Marines are wise and reasonable. And we're knuckle-dragging cocky assholes. We're naïve thrill seekers and bud nippers. These are all qualities we tend to have, but they aren't our essence. Remember the distinction between our qualities and our essence. It'll be important. I'm going to stop using the word "essence" because it's getting gay. I'll shift over to its faithful synonym, "spirit." Remember the distinction between our qualities and our spirit. Our spirit is the one psychological quirk that sets us apart from everyone else.
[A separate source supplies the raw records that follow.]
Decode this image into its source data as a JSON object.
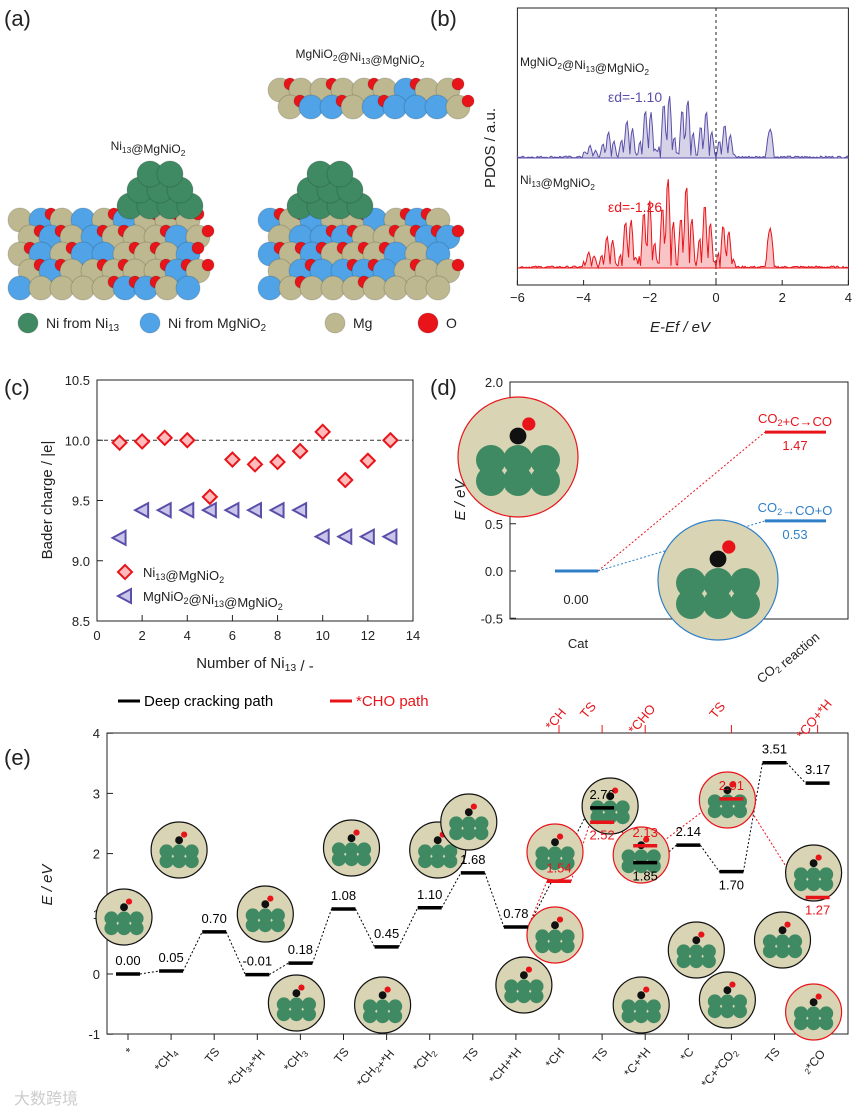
{
  "panel_labels": [
    "(a)",
    "(b)",
    "(c)",
    "(d)",
    "(e)"
  ],
  "panel_a": {
    "structure_left": "Ni13@MgNiO2",
    "structure_right": "MgNiO2@Ni13@MgNiO2",
    "legend": [
      {
        "label": "Ni from Ni13",
        "color": "#3f8a62"
      },
      {
        "label": "Ni from MgNiO2",
        "color": "#4fa3e6"
      },
      {
        "label": "Mg",
        "color": "#bdb890"
      },
      {
        "label": "O",
        "color": "#e8141a"
      }
    ]
  },
  "chart_data": [
    {
      "id": "b",
      "type": "area",
      "xlabel": "E-Ef / eV",
      "ylabel": "PDOS / a.u.",
      "xlim": [
        -6,
        4
      ],
      "xticks": [
        -6,
        -4,
        -2,
        0,
        2,
        4
      ],
      "fermi_line": 0,
      "series": [
        {
          "name": "MgNiO2@Ni13@MgNiO2",
          "annotation": "εd=-1.10",
          "d_band_center": -1.1,
          "color": "#5a4fa8"
        },
        {
          "name": "Ni13@MgNiO2",
          "annotation": "εd=-1.26",
          "d_band_center": -1.26,
          "color": "#e8141a"
        }
      ]
    },
    {
      "id": "c",
      "type": "scatter",
      "xlabel": "Number of Ni13 / -",
      "ylabel": "Bader charge / |e|",
      "xlim": [
        0,
        14
      ],
      "ylim": [
        8.5,
        10.5
      ],
      "xticks": [
        0,
        2,
        4,
        6,
        8,
        10,
        12,
        14
      ],
      "yticks": [
        8.5,
        9.0,
        9.5,
        10.0,
        10.5
      ],
      "reference_line": 10.0,
      "legend_position": "bottom-left",
      "x": [
        1,
        2,
        3,
        4,
        5,
        6,
        7,
        8,
        9,
        10,
        11,
        12,
        13
      ],
      "series": [
        {
          "name": "Ni13@MgNiO2",
          "marker": "diamond",
          "color": "#e8141a",
          "values": [
            9.98,
            9.99,
            10.02,
            10.0,
            9.53,
            9.84,
            9.8,
            9.82,
            9.91,
            10.07,
            9.67,
            9.83,
            10.0
          ]
        },
        {
          "name": "MgNiO2@Ni13@MgNiO2",
          "marker": "triangle-left",
          "color": "#5a4fa8",
          "values": [
            9.19,
            9.42,
            9.42,
            9.42,
            9.42,
            9.42,
            9.42,
            9.42,
            9.42,
            9.2,
            9.2,
            9.2,
            9.2
          ]
        }
      ]
    },
    {
      "id": "d",
      "type": "line",
      "ylabel": "E / eV",
      "ylim": [
        -0.5,
        2.0
      ],
      "yticks": [
        -0.5,
        0.0,
        0.5,
        1.0,
        1.5,
        2.0
      ],
      "categories": [
        "Cat",
        "CO2 reaction"
      ],
      "levels": [
        {
          "name": "Cat",
          "value": 0.0,
          "label": "0.00",
          "color": "#2f7fc7"
        },
        {
          "name": "CO2+C→CO",
          "value": 1.47,
          "label": "1.47",
          "color": "#e8141a"
        },
        {
          "name": "CO2→CO+O",
          "value": 0.53,
          "label": "0.53",
          "color": "#2f7fc7"
        }
      ]
    },
    {
      "id": "e",
      "type": "line",
      "ylabel": "E / eV",
      "ylim": [
        -1,
        4
      ],
      "yticks": [
        -1,
        0,
        1,
        2,
        3,
        4
      ],
      "legend": [
        {
          "name": "Deep cracking path",
          "color": "#000000"
        },
        {
          "name": "*CHO path",
          "color": "#e8141a"
        }
      ],
      "categories": [
        "*",
        "*CH4",
        "TS",
        "*CH3+*H",
        "*CH3",
        "TS",
        "*CH2+*H",
        "*CH2",
        "TS",
        "*CH+*H",
        "*CH",
        "TS",
        "*C+*H",
        "*C",
        "*C+*CO2",
        "TS",
        "2*CO"
      ],
      "top_labels": [
        {
          "index": 10,
          "label": "*CH"
        },
        {
          "index": 11,
          "label": "TS"
        },
        {
          "index": 12,
          "label": "*CHO"
        },
        {
          "index": 14,
          "label": "TS"
        },
        {
          "index": 16,
          "label": "*CO+*H"
        }
      ],
      "series": [
        {
          "name": "Deep cracking path",
          "color": "#000000",
          "points": [
            [
              0,
              0.0
            ],
            [
              1,
              0.05
            ],
            [
              2,
              0.7
            ],
            [
              3,
              -0.01
            ],
            [
              4,
              0.18
            ],
            [
              5,
              1.08
            ],
            [
              6,
              0.45
            ],
            [
              7,
              1.1
            ],
            [
              8,
              1.68
            ],
            [
              9,
              0.78
            ],
            [
              11,
              2.76
            ],
            [
              12,
              1.85
            ],
            [
              13,
              2.14
            ],
            [
              14,
              1.7
            ],
            [
              15,
              3.51
            ],
            [
              16,
              3.17
            ]
          ],
          "labels": [
            "0.00",
            "0.05",
            "0.70",
            "-0.01",
            "0.18",
            "1.08",
            "0.45",
            "1.10",
            "1.68",
            "0.78",
            "2.76",
            "1.85",
            "2.14",
            "1.70",
            "3.51",
            "3.17"
          ]
        },
        {
          "name": "*CHO path",
          "color": "#e8141a",
          "points": [
            [
              10,
              1.54
            ],
            [
              11,
              2.52
            ],
            [
              12,
              2.13
            ],
            [
              14,
              2.91
            ],
            [
              16,
              1.27
            ]
          ],
          "labels": [
            "1.54",
            "2.52",
            "2.13",
            "2.91",
            "1.27"
          ]
        }
      ]
    }
  ],
  "watermark": "大数跨境"
}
Our spirit might be the mutual cause out of which our qualities spring, but it isn't necessarily. It could be a collective effect of our qualities, but it isn't necessarily. It could be a cause in some Marines, and an effect in others. The only thing that matters is that we're together. Sorry, gay again. I mean this spirit is what makes people say, "I think I'll join the Marines today." And when they do, they kick ass, they nip buds and take names, they perpetuate our Corps's reputation, and that reputation causes the next generation of quirky individuals to say, "I think I'll join the Marines today."

So the Corps is kept alive by this ruthless cycle of reputation and quirk-self-selection. The quirk is nothing special, some part of our instinct for self-preservation is missing. But the ruthless cycle pulls it up out of society and makes it meaningful. In a situation where a normal person would say, "Egads! Enemy fire!" someone with the quirk would say, "Shoot at me, will you? Why, I oughtta..." Recall how psychology applies to terrorists, kids, and puppies. But it doesn't apply to us. We don't get discouraged when the enemy shoots back at us.

When joining the military, everyone has a decision to make. Do they want a nice job in the Army with education for the future, or do they want to kill our nation's enemies? The latter might seem like the more rational choice, given that they're joining the military in the first place, but it really isn't. Putting yourself in harm's way is a pretty irrational thing to do. And so most people go Army. That's what makes the Marines our nation's self-selected infantry force. We want to fight. That's 99.9% of what makes a formidable force. We want to put holes in the unholy, evicerate the evil, scorch the scum, crush the corrupt, assassinate the assholish, shave the depraved, immolate the immoral, flatten the flatulent, debone the debauched, ignite the sodomites, extinguish the gomorrish, slander the satanic, murder the insurgers, kill the shrill, rile the vile, vaporize the vicious, mow down the low down and weed wack the wicked.

So why am I trying to analyze the spirit of the Marine Corps in evolutionary language? Because I'm a fucking badass, that's why. No, I's just thinking how funny it was how I hear Marines say, "Hell yeah I'm getting deployed!" and, "God damn it, when am I getting deployed?" And stories like these are extremely common, where insurgents specifically avoid Marines, and Marines almost sound relieved when they finally get to fight. We're crazy, and that's not bravado. We've got brain problems.